A priest in Salt Lake City, Father Martin Diaz, speaks for a lot of us in this piece for Intermountain Catholic:
Scheduling can be the most difficult part of preparing a couple for their wedding. Often, when the couple finds a reception site they like, they book a date and then call the parish to book the church. If the church is not available they go back to the reception site, only to find that the day the church is available the reception site is not. What I wish couples knew before they arrive in the church office is that many couples are planning their weddings at this same time, not to mention the Quinceañeras, which are also being scheduled in the church a year in advance. I suggest that couples check with their parish early for the most dates available and to be flexible, and also that they set the day first with the church, then look for a reception site.
A corollary to scheduling the day is scheduling the time of the wedding. A couple may not realize that in the afternoon on Saturday most parishes have Confessions and then an evening Mass, so weddings are scheduled for earlier in the day. At the Cathedral of the Madeleine we offer two times for weddings and Quinceañeras: 11 a.m. and 1:30 p.m. These times allow the bride to get ready before Mass, if needed, and a period for photos after Mass. Most couples prefer the later time. Already, the cathedral schedule for next summer has only the 11 a.m. time remaining because most weddings are scheduled more than a year in advance. The exception is those who want a winter wedding: The dates after Christmas and before Ash Wednesday remain open.Next to scheduling the difficulty that arises is who can marry in the Catholic Church. Some people think that only Catholics may be married in the Church, and if their spouse-to-be is a non-Catholic they think they cannot be married in the church. However, a dispensation is available for a Catholic person to marry a non-Catholic person. The non-Catholic person can be a baptized person or a person who is not baptized. The non-Catholic person does not need to become a Catholic for the Catholic to have the marriage in the church; your pastor can explain the details.Most couples come to the parish because they want a Catholic wedding. I wish they were coming to the parish for us to assist them in preparing for a Catholic marriage, because as the adage has it, “A wedding is for a day, a marriage is for a lifetime.”
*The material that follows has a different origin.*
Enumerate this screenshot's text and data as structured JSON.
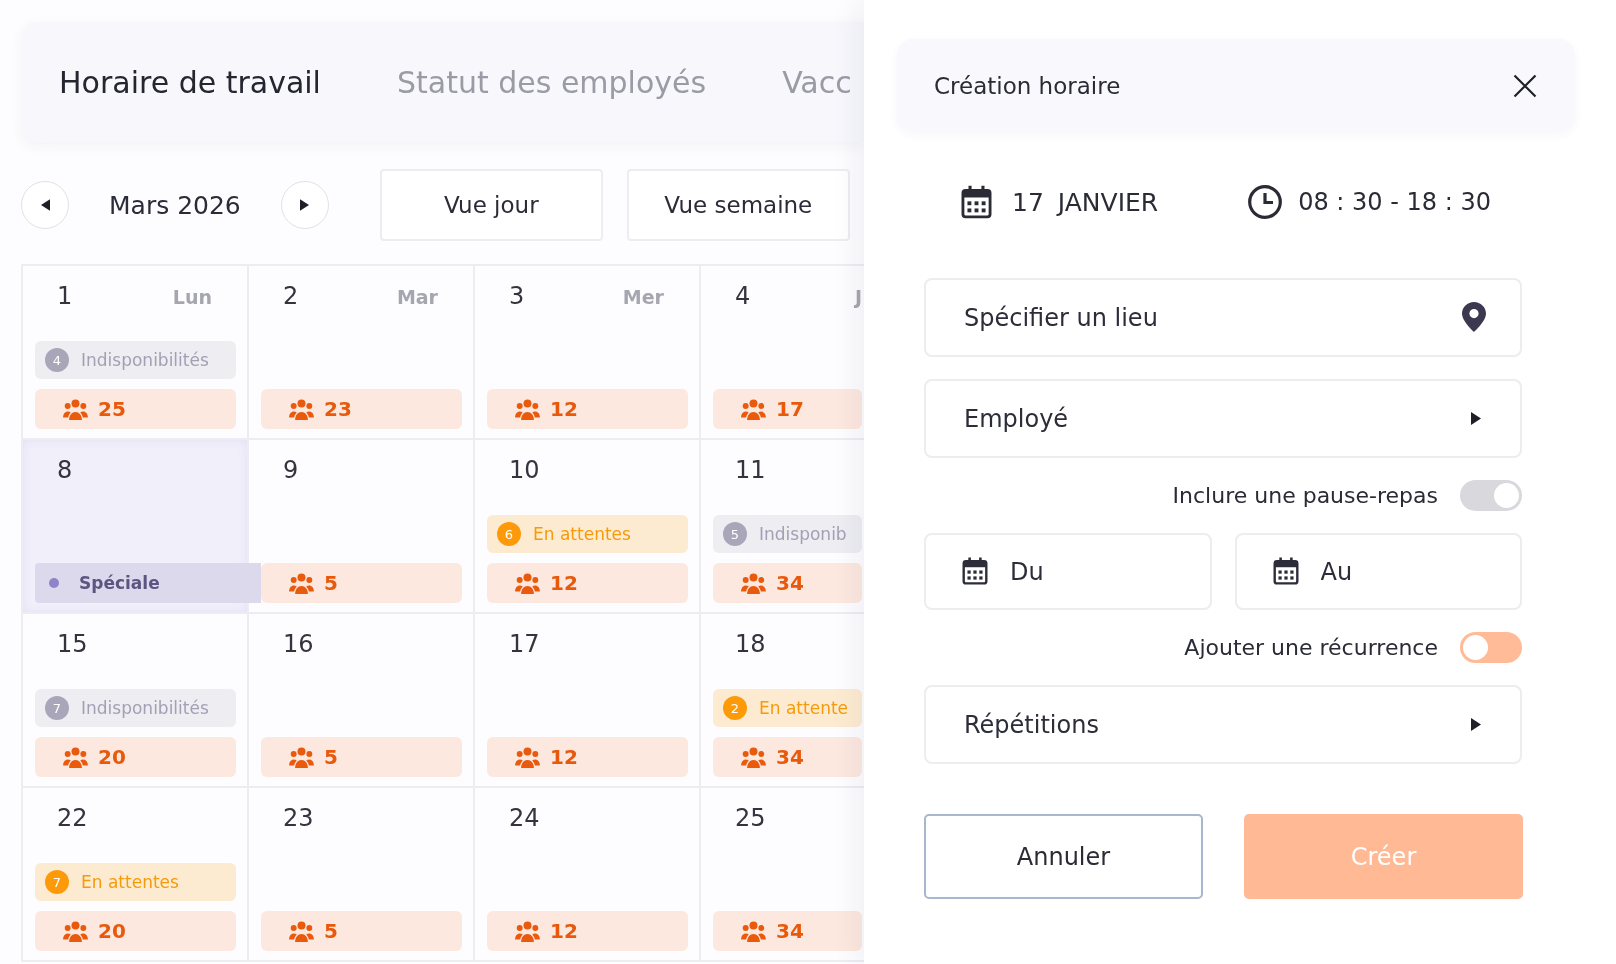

There’s much more. Read it all.
The piece doesn’t mention something that is a growing phenomenon here in the East: the decline in Catholic weddings. I can remember when my parish in Queens had a wedding a week. Now we’re lucky if we have one or two a month. An increasing number of people prefer to have the ceremony elsewhere, often at the venue of the reception. This happens a lot in New York City, where people want to have the reception on Long Island or Westchester, and it can take guests an hour or more to get from the church to the buffet table.(Common practice: the bride calls the rectory and asks if a priest will do a wedding at a country club, and when he says no, she then calls the deacon.)
The bottom line (as Father Diaz makes clear) is that having a Catholic wedding isn’t simple or easy — and for good reason.
A priest I know tells the story of dealing with a bride who complained that our parish was “the most difficult vendor I’ve had to deal with in this whole process.”
Maybe that kind of thinking is part of the problem.
I’m also hearing of more couples who, on the invitation, give people the option of skipping the ceremony and just heading straight to the reception. (Occasionally, they will ask the deacon or priest: “Can you come to the reception so we can redo our vows there for those who missed it?”)
Added to this, of course, is an underlying truth: a Catholic wedding — like a baptism or funeral — is a beautiful opportunity to evangelize, witnessing to the faith before God and before many who may not be “churched.” That is something else that is being lost.